Who has never heard of it?
There are memories of the Carnival festivities since 1094, under the doge Vitale Falier, in a document that speaks of public entertainment in the days preceding Lent.
Historically, It’s said that the Carnival of Venice was official started from a victory of the Republic of Venice against the Patriarch of Aquileia, Ulrico di Treven in the year 1162. In the honour of this victory, the people started to dance and gather in San Marco Square.
The first official document declaring Carnival a public holiday is dated back 1296 when the Senate of the Republic declared the last day of Lent a public holiday.

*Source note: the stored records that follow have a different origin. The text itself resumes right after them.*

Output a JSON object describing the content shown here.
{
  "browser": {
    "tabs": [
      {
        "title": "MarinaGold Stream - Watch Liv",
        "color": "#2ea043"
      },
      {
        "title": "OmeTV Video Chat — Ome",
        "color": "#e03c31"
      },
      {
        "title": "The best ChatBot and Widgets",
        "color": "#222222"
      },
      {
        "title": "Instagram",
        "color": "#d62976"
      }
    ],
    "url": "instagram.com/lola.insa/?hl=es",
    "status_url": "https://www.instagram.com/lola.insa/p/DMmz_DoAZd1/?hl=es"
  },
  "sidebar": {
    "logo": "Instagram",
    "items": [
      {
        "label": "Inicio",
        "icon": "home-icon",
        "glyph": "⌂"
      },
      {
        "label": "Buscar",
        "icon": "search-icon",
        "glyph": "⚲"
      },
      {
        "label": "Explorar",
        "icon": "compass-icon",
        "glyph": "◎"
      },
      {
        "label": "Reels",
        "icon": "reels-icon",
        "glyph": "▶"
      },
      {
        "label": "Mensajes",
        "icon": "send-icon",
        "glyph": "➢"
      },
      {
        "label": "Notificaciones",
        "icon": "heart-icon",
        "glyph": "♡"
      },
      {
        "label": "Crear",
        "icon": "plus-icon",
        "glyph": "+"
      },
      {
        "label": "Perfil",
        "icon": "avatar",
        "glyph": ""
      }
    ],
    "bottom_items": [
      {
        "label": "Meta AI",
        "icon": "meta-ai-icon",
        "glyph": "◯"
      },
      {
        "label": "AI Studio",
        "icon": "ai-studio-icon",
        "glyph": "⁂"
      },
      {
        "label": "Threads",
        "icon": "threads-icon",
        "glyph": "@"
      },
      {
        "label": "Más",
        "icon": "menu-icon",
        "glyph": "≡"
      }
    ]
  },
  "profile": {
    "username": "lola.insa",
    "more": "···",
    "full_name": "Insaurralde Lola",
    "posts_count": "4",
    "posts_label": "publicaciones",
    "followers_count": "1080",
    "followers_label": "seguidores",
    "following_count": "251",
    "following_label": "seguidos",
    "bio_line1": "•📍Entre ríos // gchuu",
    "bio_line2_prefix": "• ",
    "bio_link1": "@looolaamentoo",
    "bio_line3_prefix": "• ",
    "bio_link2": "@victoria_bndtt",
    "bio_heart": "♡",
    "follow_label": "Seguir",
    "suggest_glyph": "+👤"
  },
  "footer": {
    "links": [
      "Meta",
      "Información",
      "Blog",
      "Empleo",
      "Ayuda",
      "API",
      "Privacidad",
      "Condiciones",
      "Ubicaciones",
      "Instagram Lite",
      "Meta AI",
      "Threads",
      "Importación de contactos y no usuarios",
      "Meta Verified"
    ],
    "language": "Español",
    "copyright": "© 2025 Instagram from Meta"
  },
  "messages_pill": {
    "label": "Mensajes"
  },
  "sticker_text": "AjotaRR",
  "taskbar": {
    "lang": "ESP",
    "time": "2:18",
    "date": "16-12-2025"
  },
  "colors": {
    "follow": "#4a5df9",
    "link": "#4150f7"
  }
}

However, the Carnival has much older traditions that refer to ancestral cults to celebrate the transition from winter to spring, cults present in almost all societies, just think of the Latin Saturnalia or Dionysian cults in which the motto was “Semel in anno licet insanire” (“Once a year it is permissible not to have brakes”). This is similar to the spirit that animates the Venetian oligarchies, with the concession (and the illusion) for the humblest classes to become, for a short period of the year , similar to the powerful, allowing them to publicly cheer the rich wearing a mask on their faces. A useful relief valve to control social tensions.

If once the Carnival was much longer and even began the first Sunday of October to intensify itself the day after the Epiphany and culminate in the days preceding Lent, today the Carnival lasts about ten days, even if carnival fever begins long before even. Perhaps it is not unfair to say that, in Venice, the carnival fever never ceases during the year: a subtle euphoria sneaks through the streets of the one of the most beautiful city in the world and grows imperceptibly with the same naturalness of water, fading the contours of things and suggesting mysteries and atmospheres of times gone by.

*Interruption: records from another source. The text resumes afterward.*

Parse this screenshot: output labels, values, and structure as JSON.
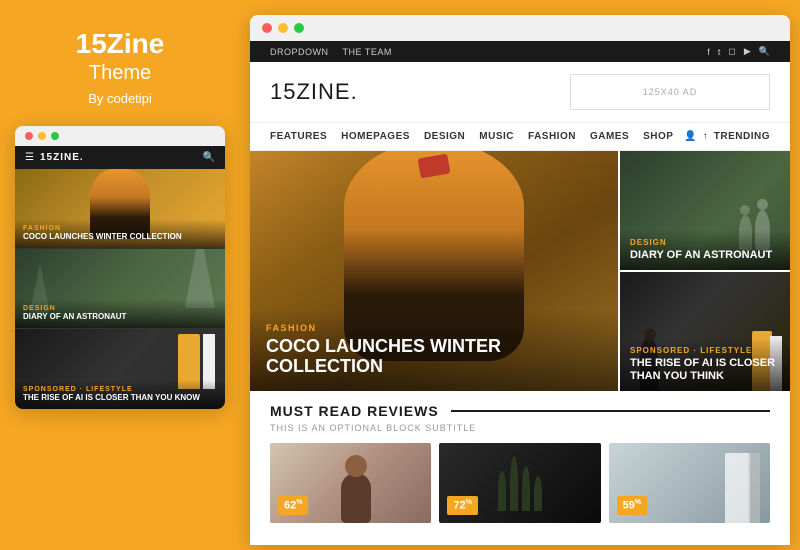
{
  "left_panel": {
    "brand_name": "15Zine",
    "brand_subtitle": "Theme",
    "brand_author": "By codetipi"
  },
  "mini_browser": {
    "logo": "15ZINE.",
    "cards": [
      {
        "category": "FASHION",
        "title": "COCO LAUNCHES WINTER COLLECTION"
      },
      {
        "category": "DESIGN",
        "title": "DIARY OF AN ASTRONAUT"
      },
      {
        "category": "SPONSORED · LIFESTYLE",
        "title": "THE RISE OF AI IS CLOSER THAN YOU KNOW"
      }
    ]
  },
  "main_browser": {
    "top_nav": {
      "links": [
        "DROPDOWN",
        "THE TEAM"
      ],
      "icons": [
        "f",
        "t",
        "g",
        "yt",
        "🔍"
      ]
    },
    "header": {
      "logo": "15ZINE.",
      "ad_text": "125x40 AD"
    },
    "main_nav": {
      "links": [
        "FEATURES",
        "HOMEPAGES",
        "DESIGN",
        "MUSIC",
        "FASHION",
        "GAMES",
        "SHOP"
      ],
      "trending": "TRENDING"
    },
    "hero": {
      "main_article": {
        "category": "FASHION",
        "title": "COCO LAUNCHES WINTER COLLECTION"
      },
      "side_articles": [
        {
          "category": "DESIGN",
          "title": "DIARY OF AN ASTRONAUT"
        },
        {
          "category": "SPONSORED · LIFESTYLE",
          "title": "THE RISE OF AI IS CLOSER THAN YOU THINK"
        }
      ]
    },
    "must_read": {
      "title": "MUST READ REVIEWS",
      "subtitle": "THIS IS AN OPTIONAL BLOCK SUBTITLE",
      "cards": [
        {
          "score": "62",
          "suffix": "%"
        },
        {
          "score": "72",
          "suffix": "%"
        },
        {
          "score": "59",
          "suffix": "%"
        }
      ]
    }
  },
  "colors": {
    "orange": "#F5A623",
    "dark": "#1a1a1a",
    "white": "#ffffff"
  }
}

Once Carnival allowed the Venetians to leave aside the occupations to devote themselves entirely to entertainment, and people flocked to admire the most varied attractions: jugglers, acrobats, dancing animals, while trumpets, drums and other instruments were almost consumed by the use. The vendors sold dried fruit, chestnuts, fritòle (a sort of pancakes) and sweets of all kinds, very careful to point out the origin from distant countries of their merchandise. Venice, a large commercial city, has always had a privileged link with distant countries, with the Orient in particular, and in every edition of the Carnival, there is a reference, a Red Thread that continues to tie the best known party of the Serenissima to the legendary voyage of Marco Polo to China at the court of Qubilai Khan where he lived for about twenty-five years. A Red Thread that runs along the ancient and notorious Silk Road.

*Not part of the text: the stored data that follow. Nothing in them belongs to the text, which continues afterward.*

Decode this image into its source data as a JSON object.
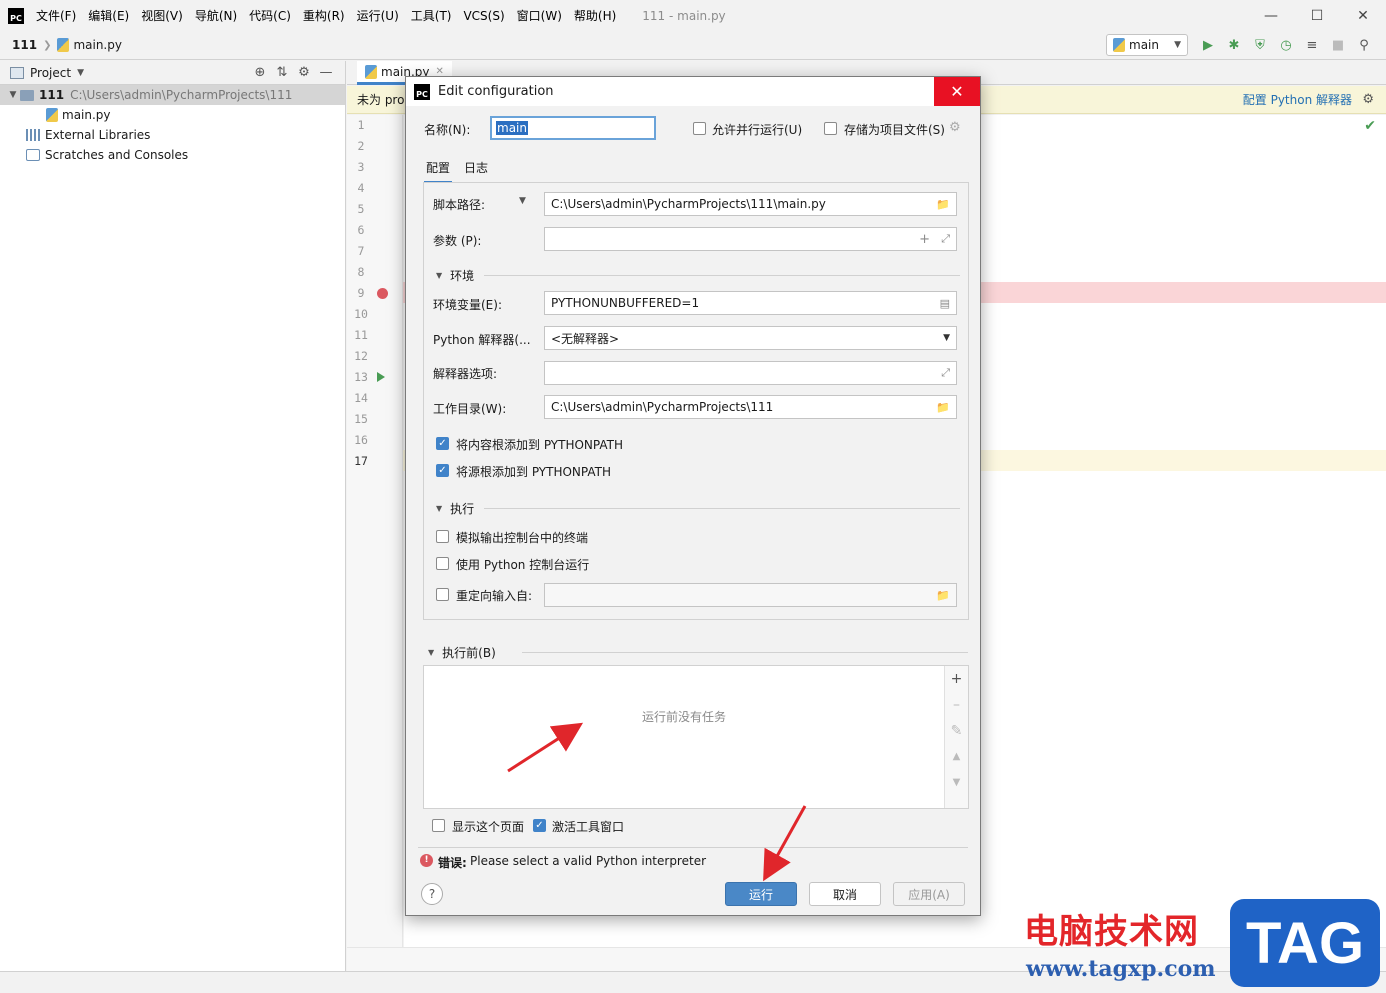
{
  "menubar": {
    "logo": "PC",
    "items": [
      "文件(F)",
      "编辑(E)",
      "视图(V)",
      "导航(N)",
      "代码(C)",
      "重构(R)",
      "运行(U)",
      "工具(T)",
      "VCS(S)",
      "窗口(W)",
      "帮助(H)"
    ],
    "title": "111 - main.py"
  },
  "navbar": {
    "root": "111",
    "file": "main.py",
    "run_config": "main"
  },
  "project_panel": {
    "header": "Project",
    "root_name": "111",
    "root_path": "C:\\Users\\admin\\PycharmProjects\\111",
    "file": "main.py",
    "external_libraries": "External Libraries",
    "scratches": "Scratches and Consoles"
  },
  "editor": {
    "tab": "main.py",
    "banner_text": "未为 pro",
    "banner_link": "配置 Python 解释器",
    "line_numbers": [
      "1",
      "2",
      "3",
      "4",
      "5",
      "6",
      "7",
      "8",
      "9",
      "10",
      "11",
      "12",
      "13",
      "14",
      "15",
      "16",
      "17"
    ],
    "breakpoint_line": 9,
    "run_line": 13,
    "current_line": 17
  },
  "dialog": {
    "title": "Edit configuration",
    "name_label": "名称(N):",
    "name_value": "main",
    "allow_parallel": "允许并行运行(U)",
    "store_as_file": "存储为项目文件(S)",
    "tabs": [
      "配置",
      "日志"
    ],
    "script_label": "脚本路径:",
    "script_value": "C:\\Users\\admin\\PycharmProjects\\111\\main.py",
    "params_label": "参数 (P):",
    "params_value": "",
    "env_section": "环境",
    "env_vars_label": "环境变量(E):",
    "env_vars_value": "PYTHONUNBUFFERED=1",
    "interpreter_label": "Python 解释器(...",
    "interpreter_value": "<无解释器>",
    "interp_options_label": "解释器选项:",
    "workdir_label": "工作目录(W):",
    "workdir_value": "C:\\Users\\admin\\PycharmProjects\\111",
    "add_content_roots": "将内容根添加到 PYTHONPATH",
    "add_source_roots": "将源根添加到 PYTHONPATH",
    "exec_section": "执行",
    "emulate_terminal": "模拟输出控制台中的终端",
    "run_with_console": "使用 Python 控制台运行",
    "redirect_input": "重定向输入自:",
    "before_launch_section": "执行前(B)",
    "no_tasks": "运行前没有任务",
    "show_page": "显示这个页面",
    "activate_tool_window": "激活工具窗口",
    "error_label": "错误:",
    "error_message": "Please select a valid Python interpreter",
    "run_button": "运行",
    "cancel_button": "取消",
    "apply_button": "应用(A)"
  },
  "watermark": {
    "text": "电脑技术网",
    "url": "www.tagxp.com",
    "tag": "TAG"
  }
}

Some Carnivals are popular also in history.
For example in 1571, on the occasion of the great battle of the Christian forces in Lepanto, on Carnival Sunday, a parade of allegorical floats was set up: the Faith towered over a chained dragon and was followed by theological virtues, Victory overpowered the vanquished and finally Death with the sickle in hand to signify that, in that victory, she too had triumphed.
In 1664 on the occasion of the wedding at the Cornaro house in San Polo, a grandiose and amusing masquerade was organized in which many young patricians participated. A magnificent parade crossed Venice and made stops in two of the most famous monasteries of the city: San Lorenzo and San Zaccaria, where the nuns of noble lineage lived.
On February 27, 1679 the Duke of Mantua paraded with a retinue of Indians, blacks, Turks and Tartars who, along the route, defied and fought six monsters, and after killing them they began to dance.

The Carnival had a moment of stasis after the fall of the Republic of Venice because it was frowned upon by the temporary occupation of Austrians and French. Under the rule of the Holy Roman Emperor and later Emperor of Austria, Francis II, the festival was outlawed entirely in 1797 and the use of masks became strictly forbidden.
The tradition was preserved only in the islands Burano and Murano.
It reappeared gradually in the nineteenth century, and after a long absence, the Carnival returned in 1979.
The Carnival of our day is a magnificent happening that involves big sponsors, TV networks, cultural foundations and attracts crowds of curious from all over the world with thousands of masks and a peaceful and flamboyant occupation of the lagoon.
Every year, approximately 3 million visitors come to Venice for the Carnival. Among the most important events is the contest for la maschera più bella (“the most beautiful mask”) which is judged by a panel of international costume and fashion designers, but also il volo dell’Angelo (the flight of the Angel), and the beauty contest for the “Maria of the year”.